Invalid URL First, we prove it for a cyclic quadrilateral. Since $\angle AI_{A}B = 90+\frac{1}{2}\angle ADB = 90+\frac{1}{2}\angle ACB = \angle AI_{B}B$ and so on, we get that the quadrilaterals $AI_{A}I_{B}B, BI_{B}I_{C}C, CI_{C}I_{D}D, DI_{D}I_{A}A$ are all cyclic. Then we can calculate $\angle I_{D}I_{A}I_{B}= 360-\angle AI_{A}I_{B}-\angle AI_{A}I_{D}=$ $\angle ABI_{B}+\angle ADI_{D}=$ $\frac{1}{2}\angle ADC+\frac{1}{2}\angle ABC = 90$. We conclude that $I_{A}I_{B}I_{C}I_{D}$ is a rectangle.

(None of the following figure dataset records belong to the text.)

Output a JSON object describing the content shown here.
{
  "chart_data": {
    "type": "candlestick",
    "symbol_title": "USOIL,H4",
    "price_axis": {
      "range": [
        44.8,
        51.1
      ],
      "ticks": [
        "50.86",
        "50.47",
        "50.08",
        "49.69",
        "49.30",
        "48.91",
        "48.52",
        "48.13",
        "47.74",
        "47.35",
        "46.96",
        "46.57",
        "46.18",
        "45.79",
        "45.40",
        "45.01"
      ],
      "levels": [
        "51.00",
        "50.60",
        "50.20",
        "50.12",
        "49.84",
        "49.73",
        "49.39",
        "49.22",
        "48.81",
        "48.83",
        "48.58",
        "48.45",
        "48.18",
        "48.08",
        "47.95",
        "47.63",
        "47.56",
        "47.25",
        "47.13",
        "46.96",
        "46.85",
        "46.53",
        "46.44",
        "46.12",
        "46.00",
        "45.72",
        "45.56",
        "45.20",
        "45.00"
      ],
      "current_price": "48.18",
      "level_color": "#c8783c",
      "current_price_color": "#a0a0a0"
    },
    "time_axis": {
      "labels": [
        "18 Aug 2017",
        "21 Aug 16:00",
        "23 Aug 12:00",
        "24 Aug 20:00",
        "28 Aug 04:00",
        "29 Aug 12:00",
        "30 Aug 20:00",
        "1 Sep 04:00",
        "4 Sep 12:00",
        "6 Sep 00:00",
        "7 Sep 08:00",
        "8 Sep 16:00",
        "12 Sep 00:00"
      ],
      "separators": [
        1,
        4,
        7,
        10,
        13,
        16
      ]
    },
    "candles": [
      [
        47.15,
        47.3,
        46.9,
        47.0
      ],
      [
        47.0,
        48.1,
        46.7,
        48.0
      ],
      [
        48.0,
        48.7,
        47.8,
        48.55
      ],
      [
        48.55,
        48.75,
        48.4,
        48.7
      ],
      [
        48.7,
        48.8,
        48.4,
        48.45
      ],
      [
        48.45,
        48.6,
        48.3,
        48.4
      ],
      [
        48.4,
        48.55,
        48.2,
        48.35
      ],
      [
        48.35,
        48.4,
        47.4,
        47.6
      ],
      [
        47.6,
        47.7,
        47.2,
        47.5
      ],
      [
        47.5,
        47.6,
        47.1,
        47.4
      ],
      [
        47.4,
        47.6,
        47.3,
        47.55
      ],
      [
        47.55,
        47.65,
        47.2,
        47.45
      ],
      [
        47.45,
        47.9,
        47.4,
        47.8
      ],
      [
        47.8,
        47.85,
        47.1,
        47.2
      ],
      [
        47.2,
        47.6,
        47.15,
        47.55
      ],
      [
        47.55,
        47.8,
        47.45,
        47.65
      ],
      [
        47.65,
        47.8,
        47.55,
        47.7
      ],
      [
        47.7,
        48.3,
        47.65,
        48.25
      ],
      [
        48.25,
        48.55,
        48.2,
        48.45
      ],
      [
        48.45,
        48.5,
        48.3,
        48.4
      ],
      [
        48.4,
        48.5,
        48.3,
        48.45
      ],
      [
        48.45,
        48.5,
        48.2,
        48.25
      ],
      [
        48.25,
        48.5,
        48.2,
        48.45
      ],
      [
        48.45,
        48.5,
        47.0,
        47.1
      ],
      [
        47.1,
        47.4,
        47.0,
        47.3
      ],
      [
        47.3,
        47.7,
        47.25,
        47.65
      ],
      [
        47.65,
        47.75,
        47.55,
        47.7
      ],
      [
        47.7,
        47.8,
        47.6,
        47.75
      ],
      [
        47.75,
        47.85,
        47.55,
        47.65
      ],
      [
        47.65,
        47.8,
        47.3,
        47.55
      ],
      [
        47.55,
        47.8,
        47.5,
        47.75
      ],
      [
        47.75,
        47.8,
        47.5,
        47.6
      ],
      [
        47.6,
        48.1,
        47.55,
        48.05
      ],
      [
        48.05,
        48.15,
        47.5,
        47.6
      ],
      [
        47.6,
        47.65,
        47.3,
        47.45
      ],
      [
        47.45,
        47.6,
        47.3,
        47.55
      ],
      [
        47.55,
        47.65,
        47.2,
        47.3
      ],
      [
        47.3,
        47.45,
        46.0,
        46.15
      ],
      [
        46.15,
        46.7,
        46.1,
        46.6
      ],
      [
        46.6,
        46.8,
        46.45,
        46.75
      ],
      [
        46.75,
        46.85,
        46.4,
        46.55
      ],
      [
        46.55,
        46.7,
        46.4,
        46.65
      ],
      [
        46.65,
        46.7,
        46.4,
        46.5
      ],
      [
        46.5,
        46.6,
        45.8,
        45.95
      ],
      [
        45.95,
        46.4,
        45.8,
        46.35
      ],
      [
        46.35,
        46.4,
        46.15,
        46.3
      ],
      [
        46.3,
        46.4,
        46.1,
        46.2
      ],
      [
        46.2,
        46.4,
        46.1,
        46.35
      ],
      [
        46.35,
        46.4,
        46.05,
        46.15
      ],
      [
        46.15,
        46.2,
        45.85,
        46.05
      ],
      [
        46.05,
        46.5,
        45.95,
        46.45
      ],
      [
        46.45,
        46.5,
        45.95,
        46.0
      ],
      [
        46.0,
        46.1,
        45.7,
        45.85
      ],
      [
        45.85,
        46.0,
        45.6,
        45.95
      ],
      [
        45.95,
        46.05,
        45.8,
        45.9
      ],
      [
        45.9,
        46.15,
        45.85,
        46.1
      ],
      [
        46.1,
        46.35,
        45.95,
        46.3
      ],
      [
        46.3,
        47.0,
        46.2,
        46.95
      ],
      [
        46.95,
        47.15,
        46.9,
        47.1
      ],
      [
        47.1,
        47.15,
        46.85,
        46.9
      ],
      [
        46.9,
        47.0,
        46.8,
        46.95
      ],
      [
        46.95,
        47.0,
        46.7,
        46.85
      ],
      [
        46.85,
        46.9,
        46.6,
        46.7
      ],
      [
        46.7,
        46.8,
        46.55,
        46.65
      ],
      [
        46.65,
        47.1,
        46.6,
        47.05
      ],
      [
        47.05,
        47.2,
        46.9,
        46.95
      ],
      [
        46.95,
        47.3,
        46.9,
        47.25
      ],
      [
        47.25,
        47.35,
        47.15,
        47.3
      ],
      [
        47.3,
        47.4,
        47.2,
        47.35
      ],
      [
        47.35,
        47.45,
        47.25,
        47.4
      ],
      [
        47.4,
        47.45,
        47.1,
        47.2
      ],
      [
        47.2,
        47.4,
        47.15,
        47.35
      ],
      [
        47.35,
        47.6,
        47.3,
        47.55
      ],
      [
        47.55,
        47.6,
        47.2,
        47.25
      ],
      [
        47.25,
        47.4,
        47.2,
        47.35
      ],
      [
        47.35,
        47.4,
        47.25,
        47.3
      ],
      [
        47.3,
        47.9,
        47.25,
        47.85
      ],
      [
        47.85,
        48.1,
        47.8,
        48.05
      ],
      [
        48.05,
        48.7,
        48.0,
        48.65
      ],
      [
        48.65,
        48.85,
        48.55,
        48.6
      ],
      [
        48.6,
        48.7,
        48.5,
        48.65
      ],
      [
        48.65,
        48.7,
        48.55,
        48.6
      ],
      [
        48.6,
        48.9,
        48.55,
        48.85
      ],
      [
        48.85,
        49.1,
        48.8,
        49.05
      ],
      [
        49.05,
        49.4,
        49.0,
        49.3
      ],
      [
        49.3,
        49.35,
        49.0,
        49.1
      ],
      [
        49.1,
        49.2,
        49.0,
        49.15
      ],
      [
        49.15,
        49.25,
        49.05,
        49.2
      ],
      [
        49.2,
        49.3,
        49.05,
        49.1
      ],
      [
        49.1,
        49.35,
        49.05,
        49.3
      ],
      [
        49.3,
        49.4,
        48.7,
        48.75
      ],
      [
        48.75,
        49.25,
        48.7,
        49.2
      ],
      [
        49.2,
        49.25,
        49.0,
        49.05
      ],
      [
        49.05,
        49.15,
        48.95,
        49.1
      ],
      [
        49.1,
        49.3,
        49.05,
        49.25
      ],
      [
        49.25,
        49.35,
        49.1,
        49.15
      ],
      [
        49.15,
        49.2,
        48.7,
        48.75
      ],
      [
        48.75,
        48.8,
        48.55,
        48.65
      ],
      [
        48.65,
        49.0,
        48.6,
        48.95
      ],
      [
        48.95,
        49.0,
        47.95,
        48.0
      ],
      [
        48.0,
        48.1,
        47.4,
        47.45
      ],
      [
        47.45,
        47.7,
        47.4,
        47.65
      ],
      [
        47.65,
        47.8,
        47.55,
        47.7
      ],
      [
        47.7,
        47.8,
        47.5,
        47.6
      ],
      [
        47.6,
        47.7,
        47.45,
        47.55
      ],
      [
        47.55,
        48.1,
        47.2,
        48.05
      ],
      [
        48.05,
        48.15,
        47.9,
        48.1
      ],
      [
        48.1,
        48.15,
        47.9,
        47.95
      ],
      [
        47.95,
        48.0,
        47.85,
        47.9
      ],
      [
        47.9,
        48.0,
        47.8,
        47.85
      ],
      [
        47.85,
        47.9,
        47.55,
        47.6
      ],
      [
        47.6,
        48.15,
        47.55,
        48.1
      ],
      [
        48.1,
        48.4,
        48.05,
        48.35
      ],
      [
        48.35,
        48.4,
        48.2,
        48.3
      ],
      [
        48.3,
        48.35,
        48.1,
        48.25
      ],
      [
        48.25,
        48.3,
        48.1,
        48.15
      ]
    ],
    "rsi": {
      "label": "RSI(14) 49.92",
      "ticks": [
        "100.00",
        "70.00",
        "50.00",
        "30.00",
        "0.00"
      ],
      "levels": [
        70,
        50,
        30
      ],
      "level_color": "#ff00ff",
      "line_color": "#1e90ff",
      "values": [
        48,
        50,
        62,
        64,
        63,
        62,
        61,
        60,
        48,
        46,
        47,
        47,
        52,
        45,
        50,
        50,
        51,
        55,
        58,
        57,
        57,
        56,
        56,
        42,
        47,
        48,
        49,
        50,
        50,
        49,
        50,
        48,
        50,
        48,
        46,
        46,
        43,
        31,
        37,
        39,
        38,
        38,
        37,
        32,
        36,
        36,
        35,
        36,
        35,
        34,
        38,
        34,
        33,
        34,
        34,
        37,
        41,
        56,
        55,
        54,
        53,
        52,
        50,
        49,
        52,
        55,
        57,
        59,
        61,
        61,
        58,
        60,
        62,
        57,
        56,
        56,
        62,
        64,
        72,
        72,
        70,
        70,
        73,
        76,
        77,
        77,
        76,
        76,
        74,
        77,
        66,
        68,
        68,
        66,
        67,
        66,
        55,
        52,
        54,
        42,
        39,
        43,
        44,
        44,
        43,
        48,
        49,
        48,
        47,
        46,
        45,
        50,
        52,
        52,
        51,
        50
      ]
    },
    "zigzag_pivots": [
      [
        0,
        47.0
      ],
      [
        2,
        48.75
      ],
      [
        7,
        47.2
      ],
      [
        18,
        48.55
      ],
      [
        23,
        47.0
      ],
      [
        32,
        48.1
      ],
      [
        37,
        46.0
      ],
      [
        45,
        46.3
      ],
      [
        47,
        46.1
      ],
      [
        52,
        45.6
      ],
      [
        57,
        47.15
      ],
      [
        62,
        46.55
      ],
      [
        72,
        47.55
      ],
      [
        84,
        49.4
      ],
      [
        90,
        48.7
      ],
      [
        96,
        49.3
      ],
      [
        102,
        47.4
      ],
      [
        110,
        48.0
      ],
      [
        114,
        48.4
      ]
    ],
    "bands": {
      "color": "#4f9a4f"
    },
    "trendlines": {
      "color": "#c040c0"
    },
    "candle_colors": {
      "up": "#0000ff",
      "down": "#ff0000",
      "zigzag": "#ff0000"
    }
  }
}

Therefore, for each point P in the plane, $PI_{A}^{2}-PI_{D}^{2}= PI_{B}^{2}-PI_{C}^{2}$: you just have to draw the projection of P on a side and apply Pithagora's theorem. Take P=O and the case "cyclic quadrilateral" is done. Remark: from Euler's formula, $OI^{2}= R^{2}-2rR$, we get the very interesting fact that the sum of the inradii of $ABC,ADC$ equals the sum of the inradii of $BCD,BAD$. Now proving the general case is just a combinatorial problem. In fact it'easy to see that you can transform any triangulation to an other by doing this operation: - take two adiacent triangles in the triangulation that form the cyclic quadrilateral ABCD, and swap its diagonal. We have proved that this operation does not change the sum of the distances from O to the incenters. We prove that for any triangulations and any vertex X of the polygon, using that operation you can obtain the triangulation "all vertex linked to X". This can be done by induction: of no vertex is linked to X, then the vertices Y,Z adjacent to X are linked, take the quadtilateral XYZT where YZT forms another triangle of the triangulation, and change the diagonal from YZ to ZT. Once you have done this, the diagonal XT divides the polygon in two polygons, and continue doing this on each of the two polygons, you will end up with the desired configuration. Nice problem

as for quadrilateral,it's a question appeared in China TST.